Güven Eken, geçenlerde twitter'a "bu ülke zenginleşti ama bereketi gitti" yazmıştı, o gün bugün ara ara aklıma geliyo bu sözü. hem çok doğru, hem çok acı, hem de aslında sadece bir ülkeyle ilintilenemeyecek kadar geniş bir durum bu. yaptığın işin, söylediğin sözün, kurduğun ilişkinin ve paylaştığın yemeğin zenginliği değil, bereketi aslında, herşeye şekil veren. paylaşılmayan, kimseye faydası dokunmayan, çoğaldıkça altında ezildiğin zenginlik, ister işte, ister aşkta, ister tabakta olsun, buralardan uzak olsun. meşgalen de, sözlerin de, hislerin de, ekmeğin de, bir diğerine dokunabildiğinde gerçekten varlar. çünkü aslında sen birilerine dokunabildiğinde varsın. dokunamadıkça sahip olduklarınla kendi kendine sarılırsın. o da, bence hiç olmasın.

***

Bugün papaz dedi ki;"vahşi bitkiler vardır, siz hiç beklemezsiniz ama, onlar da çiçek açar. sonra bir gün bir rüzgar eser, alır götürür o çiçeği.

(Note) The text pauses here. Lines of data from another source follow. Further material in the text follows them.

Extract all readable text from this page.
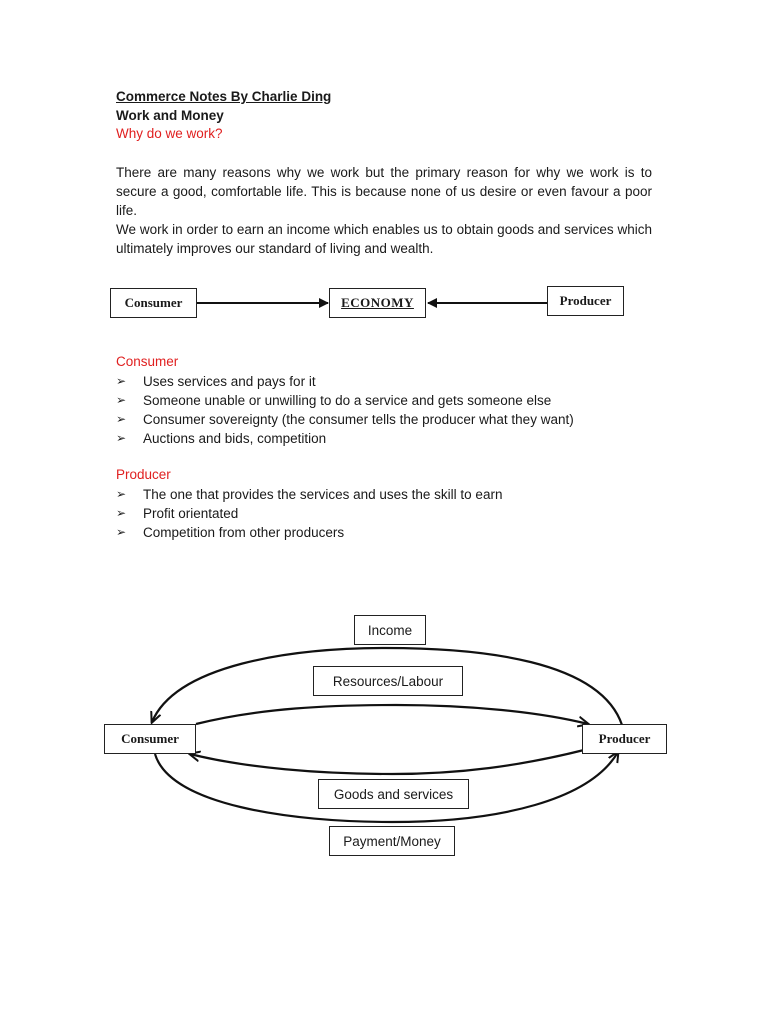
Commerce Notes By Charlie Ding
Work and Money
Why do we work?

There are many reasons why we work but the primary reason for why we work is to secure a good, comfortable life. This is because none of us desire or even favour a poor life.

We work in order to earn an income which enables us to obtain goods and services which ultimately improves our standard of living and wealth.

Consumer	ECONOMY	Producer
Consumer
➢	Uses services and pays for it
➢	Someone unable or unwilling to do a service and gets someone else
➢	Consumer sovereignty (the consumer tells the producer what they want)
➢	Auctions and bids, competition
Producer
➢	The one that provides the services and uses the skill to earn
➢	Profit orientated
➢	Competition from other producers
Income
Resources/Labour
Consumer	Producer
Goods and services
Payment/Money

Tanrı'nın Krallığı'nın kuralıdır bu; o rüzgar hepimize bir gün esecek, kimimize geç, kimimize erken."
ben de derim ki; rüzgardan korkmaktansa, biz o esene kadar sularla akalım, akalım, akalım, yolumuzu buluruz. hem bulup bulamadığımızı nerden bilicez ki, vardığımız, bulduğumuzdur. hayat kendimizi de, birbirimizi de yormak için çok kısa.

***

timing is everything. 

***




*kürk mantolu madonna
foto: andre kertesz

Tuesday, November 13, 2012

w/u





ünlü ozanımız Tarkan'ın da dediği gibi;

"muhafazakarlığı fazla abarttık!"

Monday, November 12, 2012

kardan kadın


baştan kabul, isim fena.

ilk defa konserde duydum, Kenan henüz çıkmamış olan albümünün şarkılarını söylüyodu, bunu da söyledi. bayılmadım da, ilk dinlediğimde. yer etmedi aklımda.
sonra sonra, biraz orada biraz burada duya duya sever oldum.
hatta hala, baştan sona bayılmıyorum şarkıya, ama o ortadaki dört satıra ölüyorum, bitiyorum.
bana mı söyleseler, ben mi birilerine söylesem, karar veremiyorum.
her seferinde bir tarafım acıyor, birilerine yalvarır gibi söylüyorum sanki. görsen, çok da içli söylüyorum ama üzülmüyorum da söylerken. bi garip.
ne kadar arabesklik toplanmışsa içimde bir yerde, her seferinde meydanlara döküyorum bu şarkıyla.
sanki ben burdayım, sen ordasın, biliyorum, biliyosun, ısıtırım, eritirsin, herşey bir tenhaya bakar, farkındayız der gibi.


ne tanıdık.

4



ne anana babana, ne eşine dostuna;
başkalarına ne desen yalan,
sen kendi kendine itiraf edemedikten sonra.